Regular readers are likely saying, oh no, not another story about unemployed Iraqi refugees leaving the US to go back to the Middle East. I am afraid so, but this story had a few more pieces of information that are very timely in light of our recent spate of news about mentally ill immigrants, including the depressed Turkish guy just today.
We told you previously that Utah is getting extra money for refugee resettlement from the federal government in an experimental program, but apparently it’s not enough.
As more Iraqi refugees return to the Middle East disillusioned about America and defeated by unemployment, many of those who remain in Utah are increasingly angry. Recognizing their sacrifices and the growing dilemma, the state refugee office is fighting for additional federal funds to alleviate their painful transition.
More than 300 Iraqi refugees are expected to arrive in Utah in 2009, pushing the state’s community beyond 500.
To help create a softer landing in Utah, the state hopes to secure federal funds [your tax dollars] to hire staff at nonprofits for additional counseling and orientation.
“We’re not asking them [that’s you the taxpayer] to pay for everything,” Brown (Gerald Brown, director of the Utah Refugee Services Office) said. “But with this group, with the problems that it has, I think they [you, again] should be obligated to give us additional resources.”
Then there is kind of an ‘or else’ tone to this article. Angry, unhappy refugees can lead to mental health issues and I don’t need to tell you where that leads!
Not treating the Iraqis’ mental health issues may lead to more anger, Rabin (Mara Rabin, medical director at Utah Health and Human Rights Project) wrote in her comments to the state.
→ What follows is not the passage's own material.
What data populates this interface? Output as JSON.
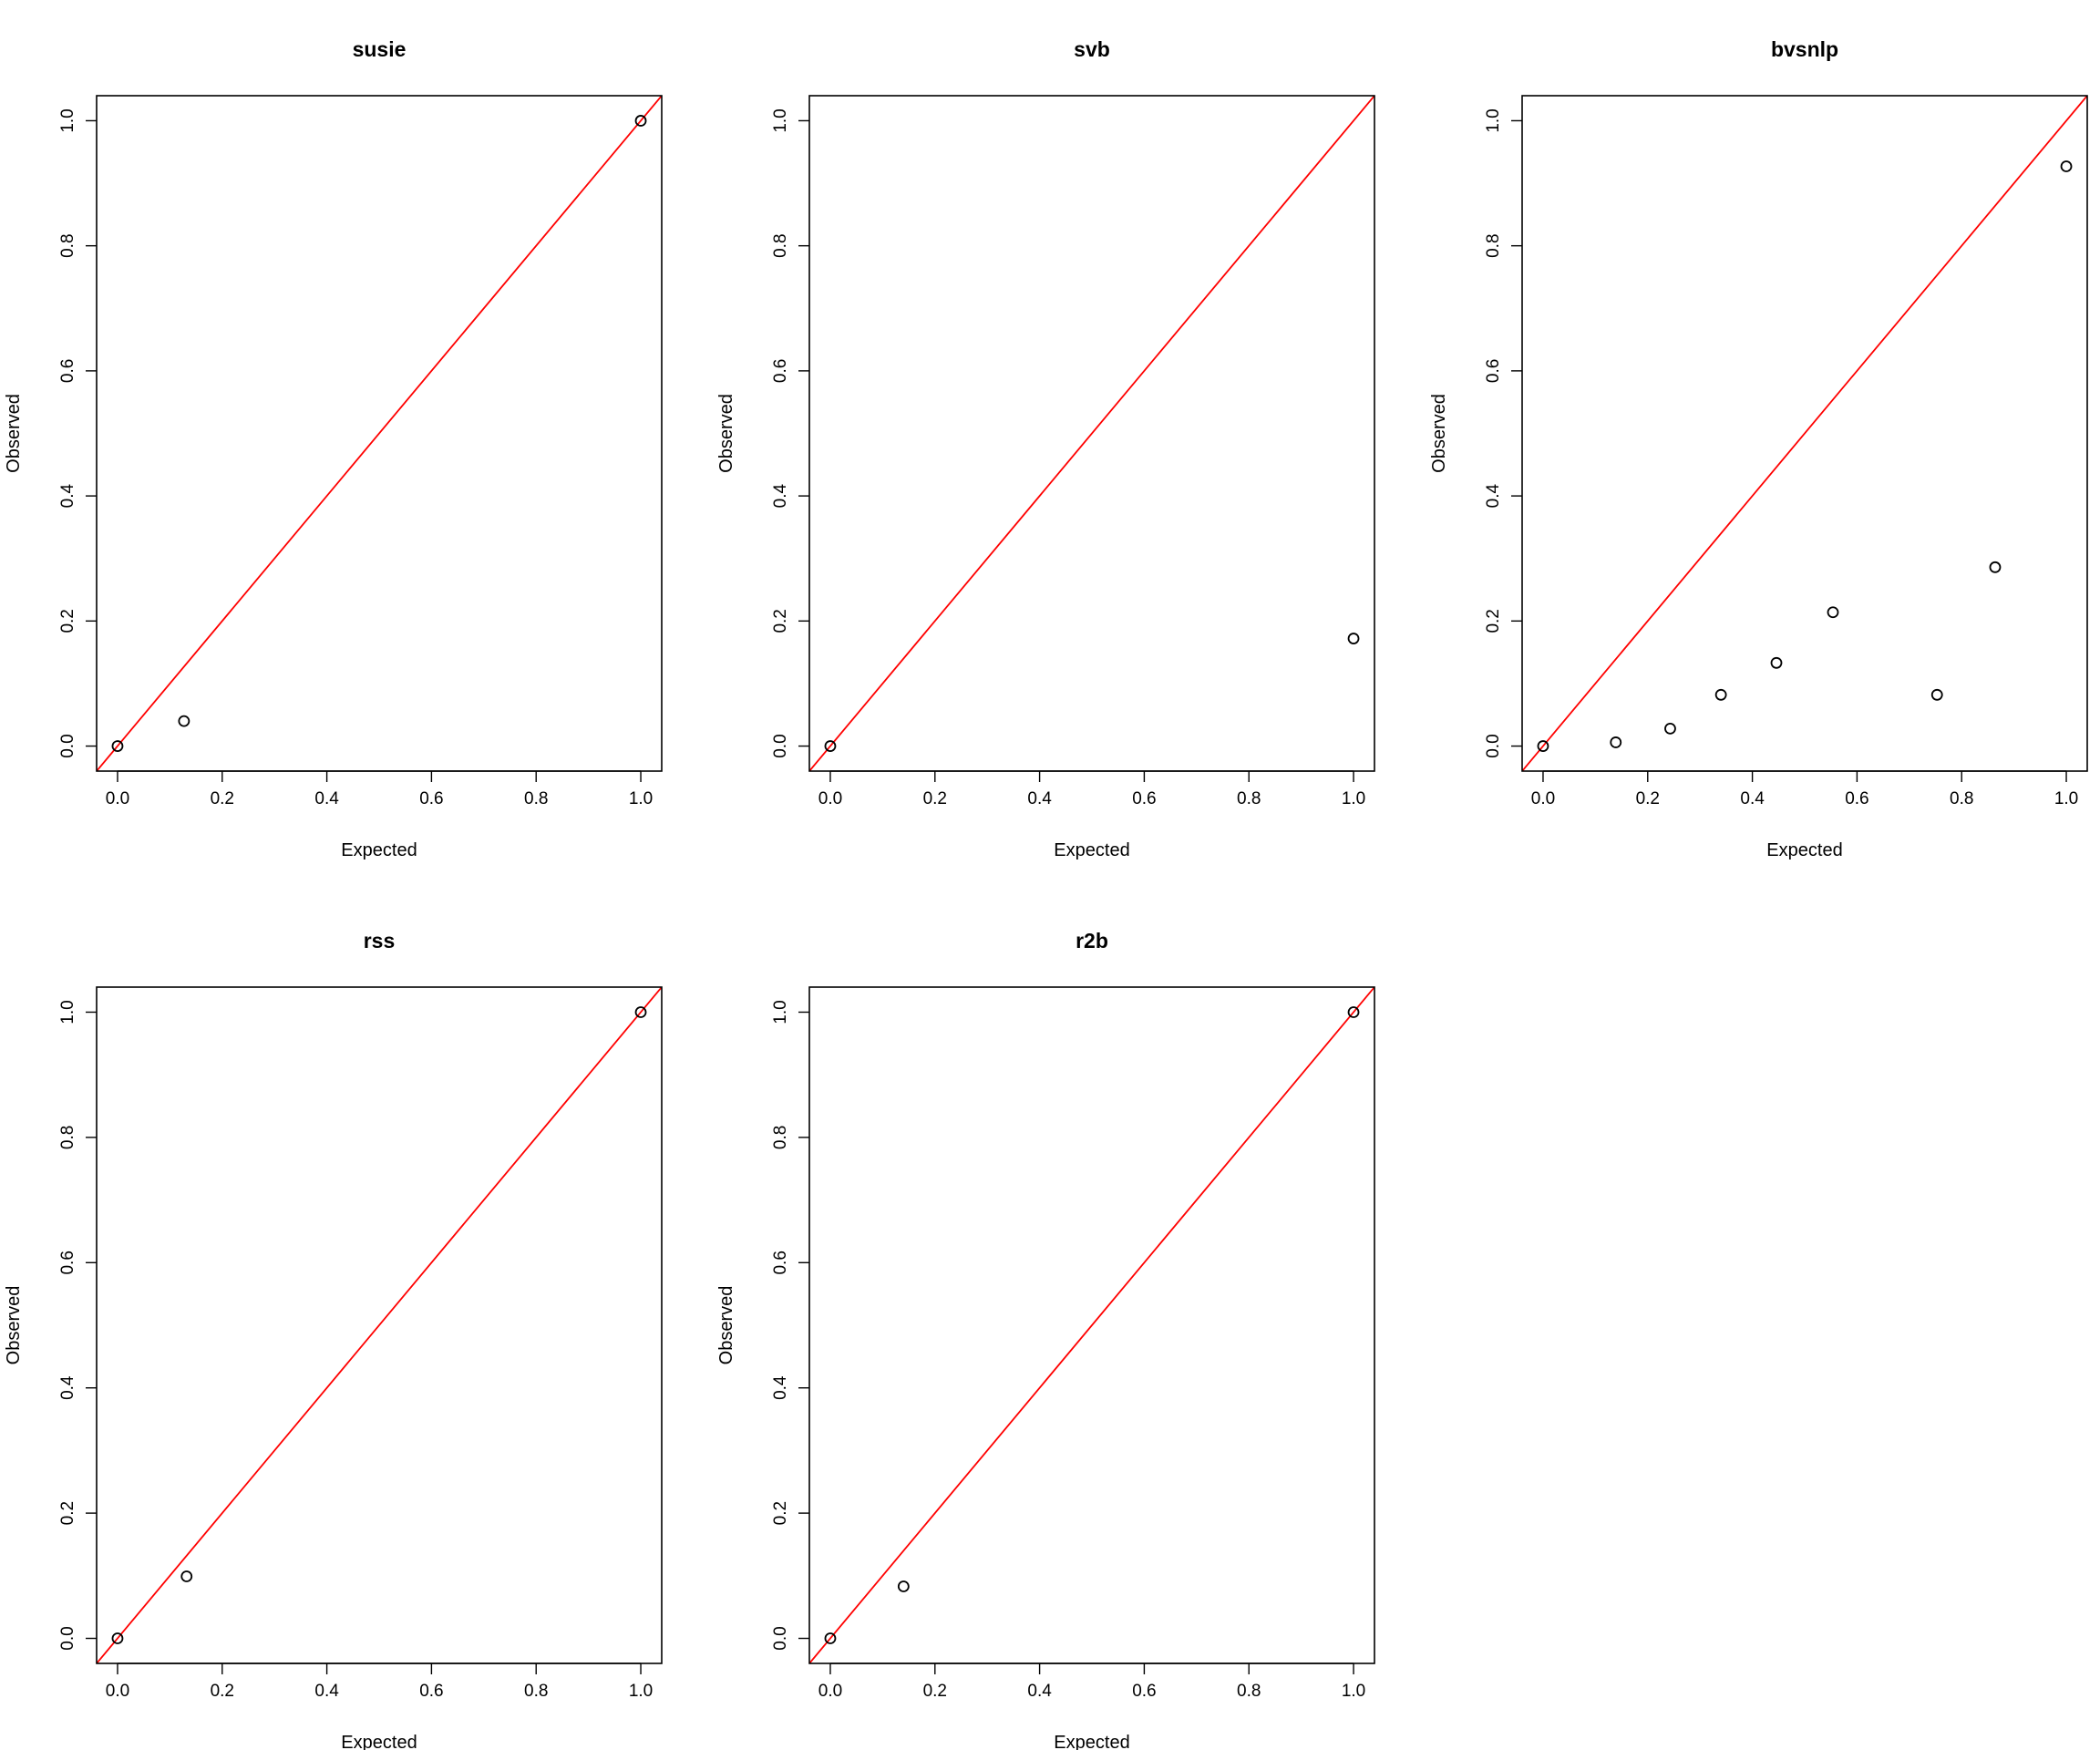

She believes it’s likely that Sulejman Talovic, a teenage Bosnian refugee who shot and killed five shoppers at Trolley Square in 2007, had untreated mental health problems.
And, we need to throw more money at refugees so they won’t leave the US like this Iraqi family.
Ahmed Ahmad, 26, used to be surrounded by family: his mother, father and sister came to Utah with him last year. Now he lives alone in Salt Lake City.
His family went to Syria last month after his father spent 10 months futilely looking for work in his field. The periodontist, who was an academic in Baghdad, quickly got a job teaching at a university.
Ahmad, a structural engineer, hopes to attend a master’s program at the University of Utah.
Though he has friends in Utah, he concedes he feels “sad, lonely, and I hoped my family would stay here.”
Is that the best sob story out there in Utah. I guess I just have no heart, but this guy is not 16 years old, he is 26! He can live a little while without mommy and daddy, get a degree and then go for a visit to his homeland. Isn’t that what immigrants have done for eons?